D’une part, la question de la discrimination au travail fait l’objet d’une attention croissante. En effet, la féminisation du salariat est désormais manifeste bien qu’elle n’ait fait disparaître ni les inégalités salariales ni les formes massives de segmentation professionnelles. De même la croissance des mobilités internationales a favorisé, au niveau européen notamment, une diversification des origines nationales de la main-d’œuvre donnant à la question des inégalités de traitements entre salariés nationaux et étrangers une importance croissante. Enfin, plusieurs politiques publiques ont visé à favoriser l’insertion des personnes en situations de handicap sur le marché du travail sans pour autant mettre fin aux obstacles que ces dernières rencontrent.
D’autre part, trois arguments issus de la littérature économique et psychologique conduisent à penser que les associations ont des pratiques moins discriminantes que les entreprises à but lucratif (EBL) : leurs valeurs éthiques et sociales (e.g., Gibelman, 2000), le fait qu’elles attirent des travailleurs qui ont des motivations particulières (e.g. Besley & Ghatak, 2005 ; De Cooman et al., 2011) et la nature hybride de leurs ressources financières (e.g., Leete, 2000).Un nombre conséquent d’études empiriques ont permis de démontrer la présence de moins d’inégalités salariales entre les hommes et les femmes dans les associations et les organisations publiques (OP) que dans les EBL (e.g.; Etienne & Narcy, 2010; Leete, 2000).

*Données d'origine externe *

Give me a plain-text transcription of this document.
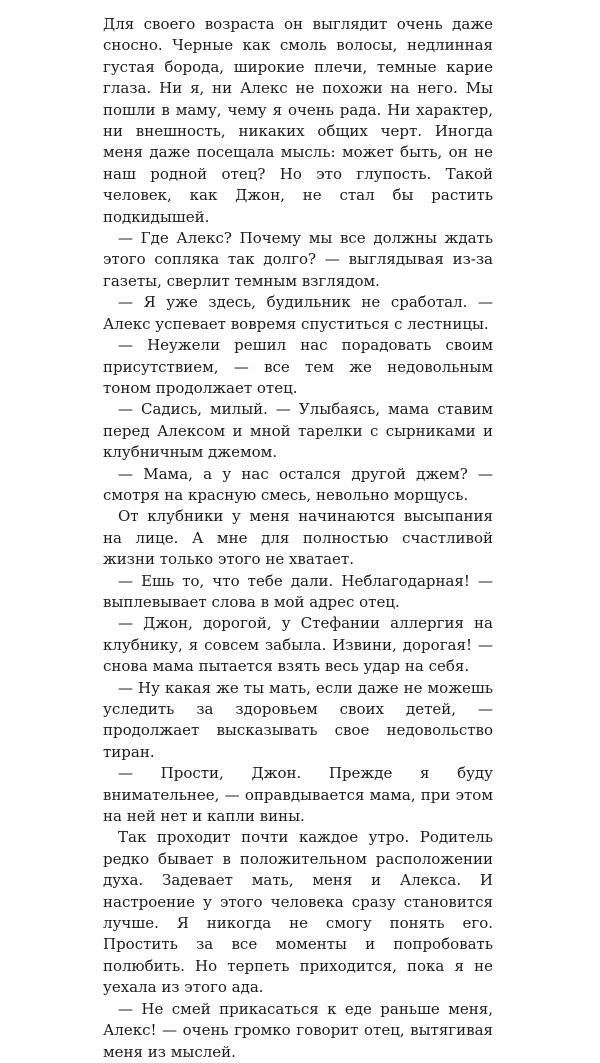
Для своего возраста он выглядит очень даже сносно. Черные как смоль волосы, недлинная густая борода, широкие плечи, темные карие глаза. Ни я, ни Алекс не похожи на него. Мы пошли в маму, чему я очень рада. Ни характер, ни внешность, никаких общих черт. Иногда меня даже посещала мысль: может быть, он не наш родной отец? Но это глупость. Такой человек, как Джон, не стал бы растить подкидышей.

— Где Алекс? Почему мы все должны ждать этого сопляка так долго? — выглядывая из-за газеты, сверлит темным взглядом.

— Я уже здесь, будильник не сработал. — Алекс успевает вовремя спуститься с лестницы.

— Неужели решил нас порадовать своим присутствием, — все тем же недовольным тоном продолжает отец.

— Садись, милый. — Улыбаясь, мама ставим перед Алексом и мной тарелки с сырниками и клубничным джемом.

— Мама, а у нас остался другой джем? — смотря на красную смесь, невольно морщусь.

От клубники у меня начинаются высыпания на лице. А мне для полностью счастливой жизни только этого не хватает.

— Ешь то, что тебе дали. Неблагодарная! — выплевывает слова в мой адрес отец.

— Джон, дорогой, у Стефании аллергия на клубнику, я совсем забыла. Извини, дорогая! — снова мама пытается взять весь удар на себя.

— Ну какая же ты мать, если даже не можешь уследить за здоровьем своих детей, — продолжает высказывать свое недовольство тиран.

— Прости, Джон. Прежде я буду внимательнее, — оправдывается мама, при этом на ней нет и капли вины.

Так проходит почти каждое утро. Родитель редко бывает в положительном расположении духа. Задевает мать, меня и Алекса. И настроение у этого человека сразу становится лучше. Я никогда не смогу понять его. Простить за все моменты и попробовать полюбить. Но терпеть приходится, пока я не уехала из этого ада.

— Не смей прикасаться к еде раньше меня, Алекс! — очень громко говорит отец, вытягивая меня из мыслей.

Néanmoins, ces résultats ne suffisent pas à démontrer que les associations adoptent toujours des pratiques moins discriminantes que les EBL puisqu’ils peuvent être expliqués par la politique salariale spécifique des associations (voir notamment la théorie du don de travail) ou encore par la présence des associations sur des domaines d’activité dominés par les femmes.
Cet article a donc pour objectif de compléter cette littérature empirique en comparant le niveau de discrimination entre EBL, OP et associations sur une série de pratiques managériales (l’embauche via la proportion de salariés concernés, le salaire horaire et enfin l’accès au statut cadre et aux professions intermédiaires) et pour différents types de population (les femmes, les personnes d’origines étrangères et les personnes souffrant d’un handicap) à l’aide de statistiques descriptives et d’analyses multivariées.
Les résultats confirment la situation désavantagée des trois populations étudiées. Tant les femmes que les salariés nés en dehors de l’UE15 ou les personnes en situation de handicap connaissent inégalités de traitements sur les trois pratiques managériales testées. Ces désavantages sont nettement marqués et se retrouvent globalement et indépendamment du statut de l’employeur (seuls l’accès aux postes de cadres pour les travailleurs handicapés dans les associations échappe à ce constat).
Pour autant des différences apparaissent entre les trois types d’employeurs. Dans la plupart des cas, les associations semblent adopter des pratiques moins discriminantes : comparativement aux EBL, la pénalité salariale subie par les femmes et les étrangers est sensiblement plus faible. De même, ces structures garantissent un meilleur accès à l’emploi aux femmes et aux travailleurs handicapés. Plus encore, elles permettent un meilleur accès aux fonctions d’encadrement tant pour les étrangers que pour les travailleurs handicapés. Seulement trois situations s’écartent de ce schéma: l’accès des femmes aux postes d’encadrement, le salaire horaire des personnes handicapées et le pourcentage de salariés étrangers embauchés. Dans le premier cas, ce sont les OP qui garantissent de manière significative des promotions plus fréquentes pour les femmes (les règles spécifiques d’accès au statut cadre jouent assurément un rôle). Dans le second cas, il convient de souligner le fait que la majeure partie des salariés handicapés le sont dans des associations dont la mission principale consiste à favoriser l’insertion de ces travailleurs, ce qui pourrait justifier un salaire plus faible. De manière plus générale, l’hypothèse d’une moindre discrimination au sein du secteur non marchand (et particulièrement des associations) est largement confirmée. Ce résultat est d’autant plus important qu’il est observable et significatif pour les trois catégories de populations étudiées et pour la plupart des pratiques managériales analysées. Ces résultats ont des implications non négligeables en matière de politiques publiques. En effet, face au défi majeur que constitue la réduction des inégalités d’accès aux emplois et aux postes à responsabilité, les acteurs de l’économie sociale constituent non seulement des leviers d’action mais également des exemples de bonnes pratiques à diffuser. Du côté de ces structures, ce comportement vertueux peut être également considéré comme un apport à l’utilité sociale qui justifie les soutiens publics dont elles bénéficient.